Parbery-Clark et al. [76] 31 control participants (incl. 16 musicians; age: 23; English) Participants were assessed via clinical measures of speech perception in noise. Musicians outperformed the non-musicians on both QuickSIN and HINT.
Anderson et al. [77] 120 control participants (age 63.9) Peripheral auditory function, cognitive ability, speech-in-noise, and life experience were examined. Central processing and cognitive function predicted variance in speech-in-noise perception.
TIME-COMPRESSED SPEECH
Target process: Phoneme duration (rate of presentation)

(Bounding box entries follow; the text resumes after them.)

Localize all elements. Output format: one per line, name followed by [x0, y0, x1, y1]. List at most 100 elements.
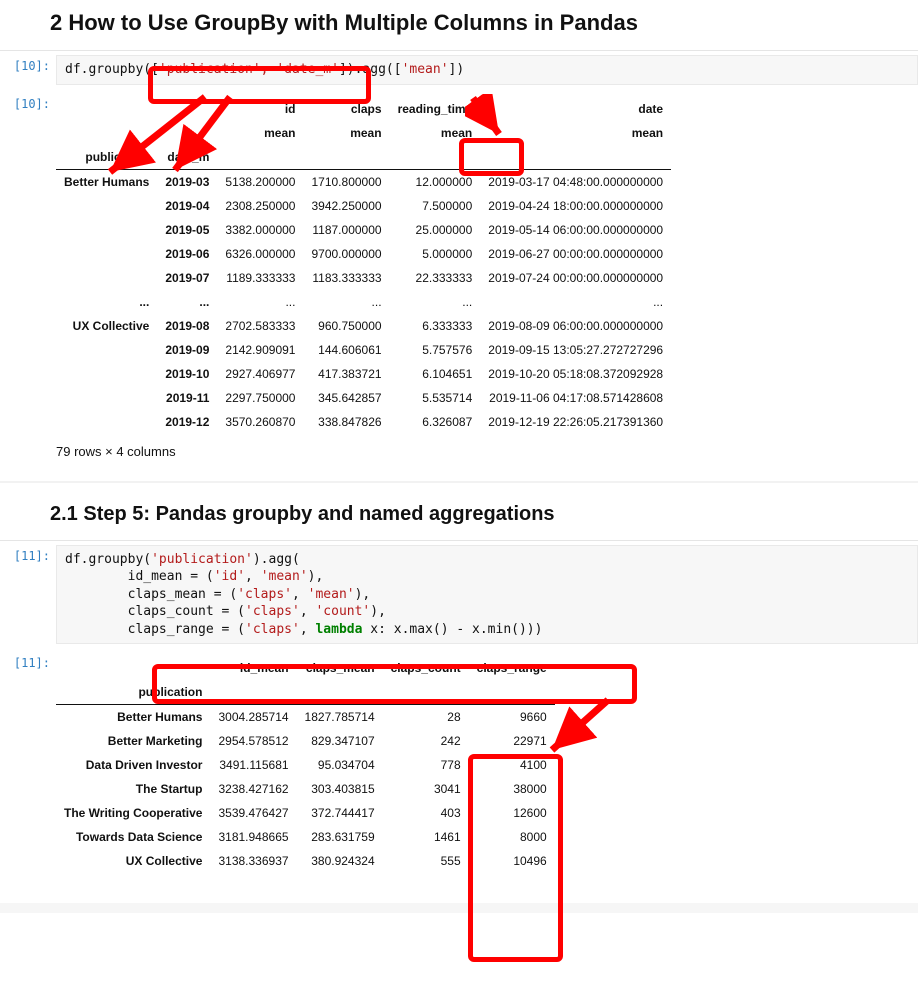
code-string: 'mean' — [308, 587, 355, 602]
cell: 22971 — [469, 729, 555, 753]
row-index: 2019-03 — [157, 169, 217, 194]
cell: 3181.948665 — [210, 825, 296, 849]
cell: 829.347107 — [297, 729, 383, 753]
code-string: 'claps' — [245, 604, 300, 619]
code-text: ]) — [449, 62, 465, 77]
cell: 778 — [383, 753, 469, 777]
section-heading: 2 How to Use GroupBy with Multiple Colum… — [50, 10, 918, 36]
cell: 960.750000 — [303, 314, 389, 338]
col-header: id — [217, 97, 303, 121]
cell: 144.606061 — [303, 338, 389, 362]
code-string: 'publication', 'date_m' — [159, 62, 339, 77]
row-index: Data Driven Investor — [56, 753, 210, 777]
cell: 1710.800000 — [303, 169, 389, 194]
cell: 555 — [383, 849, 469, 873]
code-block[interactable]: df.groupby(['publication', 'date_m']).ag… — [56, 55, 918, 85]
cell: 4100 — [469, 753, 555, 777]
cell: 372.744417 — [297, 801, 383, 825]
cell: 2308.250000 — [217, 194, 303, 218]
cell: 8000 — [469, 825, 555, 849]
ellipsis: ... — [303, 290, 389, 314]
row-index: Better Humans — [56, 705, 210, 730]
col-header: claps_range — [469, 656, 555, 680]
code-block[interactable]: df.groupby('publication').agg( id_mean =… — [56, 545, 918, 645]
cell: 2019-04-24 18:00:00.000000000 — [480, 194, 671, 218]
col-subheader: mean — [303, 121, 389, 145]
code-text: df.groupby( — [65, 552, 151, 567]
col-header: id_mean — [210, 656, 296, 680]
row-index — [56, 218, 157, 242]
cell: 28 — [383, 705, 469, 730]
cell: 3491.115681 — [210, 753, 296, 777]
index-header: date_m — [157, 145, 217, 170]
col-subheader: mean — [390, 121, 481, 145]
cell: 2927.406977 — [217, 362, 303, 386]
cell: 3942.250000 — [303, 194, 389, 218]
code-string: 'claps' — [245, 622, 300, 637]
cell: 2019-06-27 00:00:00.000000000 — [480, 242, 671, 266]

Ecological relevance: Understanding rapid speech
Dupoux and Green [60] 160 control participants (English) Participants transcribed spoken sentence were compressed to 38% and 45% of their original durations. Participants improved over time. This happened more rapidly for the 45% compressed sentences.
Poldrack et al. [78] 8 control participants (age: 20–29; English) Participants listened to time-compressed speech. Brain responses were tracked using fMRI. Activity in bilateral IFG and left STG increased with compression, until speech became incomprehensible.
Peelle et al. [79] 8 control participants (age: 22.6; English) Participants listened to sentences manipulated for complexity and time-compression in an fMRI study. Time-compressed sentences recruited AC and premotor cortex, regardless of complexity.

The table is ordered by type of speech degradation. Information in the Participants column is based on available information from the original papers; age is given as a mean or range and language refers to participants’ native languages. Abbreviations: AC, anterior cingulate; DAF, delayed auditory feedback; F0, fundamental frequency; fMRI; functional magnetic resonance imaging; HINT, Hearing in Noise Test; IFG, inferior frontal gyrus; ms, millisecond; QuickSIN, Quick Speech in Noise Test; PET, positron emission tomography; STG, superior temporal gyrus; STS, superior temporal sulcus; SWS, sinewave speech.